True, but considering the amount of data leaks recently, sometimes old tech is more secure.
They really still use floppy disks?
No, not publicly. The last manufacturer of diskettes in Japan (Sony, I believe) shut down production several years ago.
Conversely, there is still infrastructure In America that requires 5" floppies and Windows 3.11 installs or else some critical system will fail.
Society at large in both countries no longer uses them.
What kind of infrastructure is like that in the US? I worked in IT for one of the largest power companies in the country and the worst we had was win2000 in one location that was being decommissioned anyway.
Nuclear missile silos
First of all, they used 8" floppies, which were even older.
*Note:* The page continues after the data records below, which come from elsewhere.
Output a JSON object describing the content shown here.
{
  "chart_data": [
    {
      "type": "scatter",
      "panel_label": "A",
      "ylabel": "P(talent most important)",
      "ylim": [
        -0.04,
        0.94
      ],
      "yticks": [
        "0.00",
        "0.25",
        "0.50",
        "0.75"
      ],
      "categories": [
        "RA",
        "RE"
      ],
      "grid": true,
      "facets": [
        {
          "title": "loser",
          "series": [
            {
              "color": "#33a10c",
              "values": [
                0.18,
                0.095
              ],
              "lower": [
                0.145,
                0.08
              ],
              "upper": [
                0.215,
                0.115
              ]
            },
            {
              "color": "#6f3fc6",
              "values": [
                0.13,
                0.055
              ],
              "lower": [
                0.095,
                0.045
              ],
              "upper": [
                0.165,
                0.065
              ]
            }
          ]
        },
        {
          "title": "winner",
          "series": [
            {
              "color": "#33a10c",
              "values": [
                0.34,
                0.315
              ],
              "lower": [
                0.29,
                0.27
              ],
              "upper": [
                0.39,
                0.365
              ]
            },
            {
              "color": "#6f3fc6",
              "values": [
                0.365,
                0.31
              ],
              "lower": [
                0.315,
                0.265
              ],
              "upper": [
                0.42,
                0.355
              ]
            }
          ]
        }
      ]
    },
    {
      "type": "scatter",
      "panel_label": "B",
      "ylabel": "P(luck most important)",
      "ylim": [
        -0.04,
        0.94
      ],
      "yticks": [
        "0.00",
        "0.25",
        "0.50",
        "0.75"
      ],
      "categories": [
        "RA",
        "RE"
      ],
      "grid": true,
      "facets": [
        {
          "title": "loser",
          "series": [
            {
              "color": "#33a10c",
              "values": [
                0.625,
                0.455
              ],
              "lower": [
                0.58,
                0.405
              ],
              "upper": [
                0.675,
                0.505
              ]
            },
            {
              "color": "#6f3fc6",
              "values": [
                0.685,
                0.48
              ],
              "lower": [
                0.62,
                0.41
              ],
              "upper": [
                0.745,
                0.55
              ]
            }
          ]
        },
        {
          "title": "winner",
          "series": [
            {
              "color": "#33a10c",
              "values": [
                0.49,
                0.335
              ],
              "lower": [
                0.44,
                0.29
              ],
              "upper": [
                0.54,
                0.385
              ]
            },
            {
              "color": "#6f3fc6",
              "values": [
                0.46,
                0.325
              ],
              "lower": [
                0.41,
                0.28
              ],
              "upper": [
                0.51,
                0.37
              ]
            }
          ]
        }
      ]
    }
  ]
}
Second, they recently finally upgraded.
Tbh I’d say they’re way less cash-based than believe to be. Obviously just my experience but most places take visa or Suica from Tokyo to Hiroshima to Kanazawa and everything in between.
But a lot of small Japanese business, particularly in food/drinks, do not. PayPay and such are making some inroads in that space, but I know bar owners here who got rid of it as it wasn't worth their take/fees.
People in the US still don't believe me that there are DVD rental stores everywhere in Japan. Although the wildest low tech thing I've seen though is one time I had to go to a rural post office out in Gifu prefecture and the workers there had honest to goodness abacuses instead of cash registers.
The use of hanko seals also kinda baffles me.